Opioid-related deaths have doubled from 2019 to 2021, according to the Georgia Department of Natural Health. This means the demand for Narcan has also gone up — but it’s not so easy to come by.
“It should be widely available; it isn’t necessarily so,” said Orion Mowbray, associate dean for research at the University of Georgia School of Social Work. “Any effort we can take to keep people safe, healthy, and alive is a good one.”
One Georgia biker group is making this effort delivering Narcan by the boxes to address the opioid epidemic.

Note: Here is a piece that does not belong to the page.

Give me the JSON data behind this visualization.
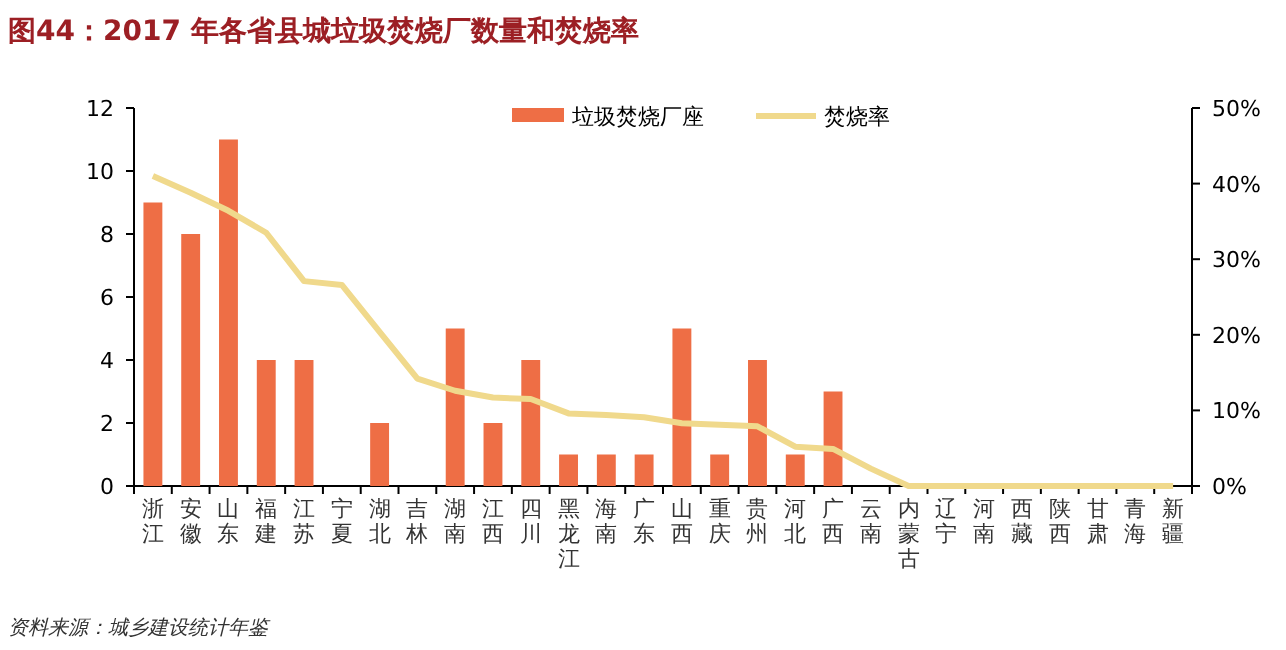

The Grateful Few of Jackson County is made up of people who have dealt with and are recovering from opioid abuse. They work to help others find recovery and deliver Narcan to law enforcement agencies all over the state in hopes of saving someone from a fatal overdose.
Grateful Few President John Sidders almost experienced one of these fatal overdoses more than 25 years ago.
“I overdosed on I assume what was fentanyl, I really don’t know,” Sidders explained. “But, the nurse said, you flatlined three times, we’ve had to bring you back.”
The group delivered a total of 200 boxes of Narcan in 2022, but that number has already been surpassed this year, as they have delivered 250 boxes in less than three months.
The need is there. And it’s growing,” Jon Langston, the group’s co-founder, said.
The Grateful Few continues to ride the highways of Georgia supplying Narcan to those on the front line.
“We’re making people see that overdose deaths are real, and that this will save people’s lives,” said Langston.
Sydney Hood and Clay Britton are senior journalism majors at the University of Georgia.